September 11, 2019
Caitlin is 17 and has been living with chronic health conditions including M.E/CFS for the last five years. She has produced a three part photography series which discusses the different aspects of life with chronic illness. This is part 2:
"This image is probably one of the most important in the piece as it includes the comments I have received for the last 5 years of having chronic illnesses. Some of these comments I have received from healthcare professionals such as “fake” and “your not making any effort” is a comment often received from “friends”.
"I was told that I was too young for Fibromyalgia countless times by many different healthcare professionals. This and them telling me “it’s just growing pains” for over 4 years was extremely frustrating. It makes you feel insane when they tell you “it’s all in your head” because it makes you doubt if you yourself are faking the pain or if your causing the pain. The more I went to the doctors the more they tried to send me away with comments such as “your just anxious/ depressed. Professionals told me to go away and do some exercise and challenge myself more as I was capable of a higher level of challenge, as if that was going to help me manage my pain better.

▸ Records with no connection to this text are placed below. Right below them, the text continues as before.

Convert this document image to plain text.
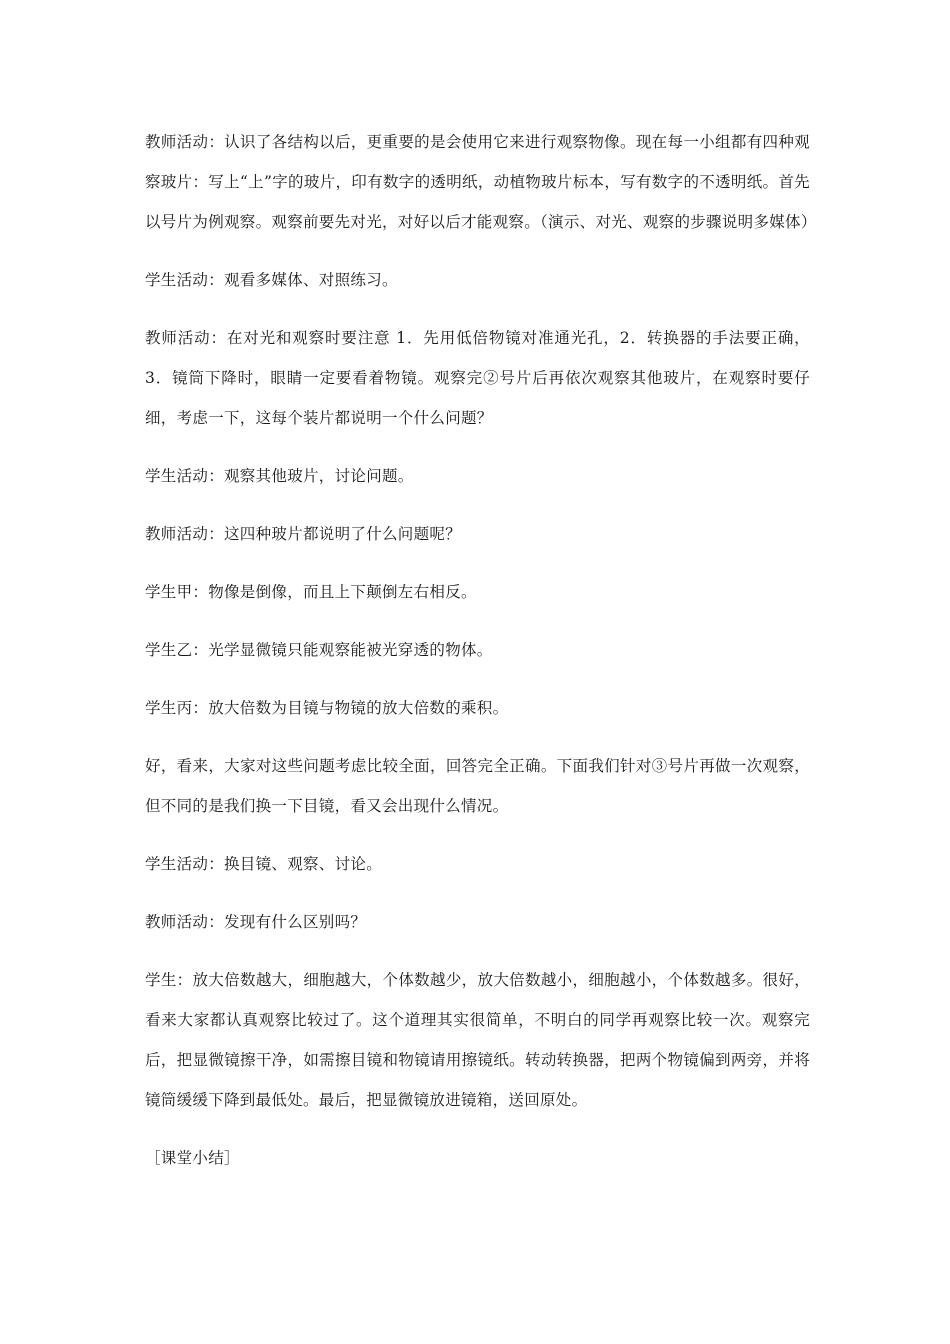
教师活动：认识了各结构以后，更重要的是会使用它来进行观察物像。现在每一小组都有四种观察玻片：写上“上”字的玻片，印有数字的透明纸，动植物玻片标本，写有数字的不透明纸。首先以号片为例观察。观察前要先对光，对好以后才能观察。（演示、对光、观察的步骤说明多媒体）

学生活动：观看多媒体、对照练习。

教师活动：在对光和观察时要注意 1．先用低倍物镜对准通光孔，2．转换器的手法要正确，3．镜筒下降时，眼睛一定要看着物镜。观察完②号片后再依次观察其他玻片，在观察时要仔细，考虑一下，这每个装片都说明一个什么问题？

学生活动：观察其他玻片，讨论问题。

教师活动：这四种玻片都说明了什么问题呢？

学生甲：物像是倒像，而且上下颠倒左右相反。

学生乙：光学显微镜只能观察能被光穿透的物体。

学生丙：放大倍数为目镜与物镜的放大倍数的乘积。

好，看来，大家对这些问题考虑比较全面，回答完全正确。下面我们针对③号片再做一次观察，但不同的是我们换一下目镜，看又会出现什么情况。

学生活动：换目镜、观察、讨论。

教师活动：发现有什么区别吗？

学生：放大倍数越大，细胞越大，个体数越少，放大倍数越小，细胞越小，个体数越多。很好，看来大家都认真观察比较过了。这个道理其实很简单，不明白的同学再观察比较一次。观察完后，把显微镜擦干净，如需擦目镜和物镜请用擦镜纸。转动转换器，把两个物镜偏到两旁，并将镜筒缓缓下降到最低处。最后，把显微镜放进镜箱，送回原处。

［课堂小结］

"Due to my diagnosis of Chronic fatigue/M.E. exercise is something that cannot be done full force and barely any at all as I am constantly at a loss of energy. Being told “we all get tired, just sleep” before being diagnosed is extremely frustrating and made me feel lazy.
"By this image being the main focus of the piece I really do hope that people re-evaluate how they treat others especially those who are fighting for diagnosis and relief on a daily basis. I get comments such as “you don’t look disabled”. That comment baffles me as what does “disabled” look like? There are so many different kinds of disability and conditions that can cause it and in my case I look like me. I’m Caitlin, not my disability, that’s why I look like me and not “disabled”.
"I use my mobility aids as preventative measures most frequently but some days I can’t physically walk. The few months after I returned home from the pain clinic I was pulling myself along the floor with my arms just to get from my bed to the toilet when I was desperate. It then got to a point where I couldn’t move at all. My mum had to pull me along the floor on a blanket to get me to the toilet and back to my bed again. This was incredibly challenging both physically and emotionally. However I was refused equipment to help me even get to the toilet because “it may make you completely dependent on it which we wouldn’t want for a young person”. I can still walk and I am very very grateful for that however I do need to use mobility aids as I can’t walk very far and get an increase in pain and fatigue from walking. So please never judge someone from getting up and walking from their wheelchair nor for using crutches when they “walk normal” because pain still exists without it being seen.
"I really hope you have learned something from this and have re-evaluated the way you treat and judge others. Please don’t make any of the comments mentioned to anyone as they are ignorant and uncalled for. We are fighting enough as it is let alone having to explain to you why these comments are frustrating and ignorant. Treat those with disability and chronic illness the same as you would anyone else. We have a name and a personality and a life, we are not just a mobility aid or our illness."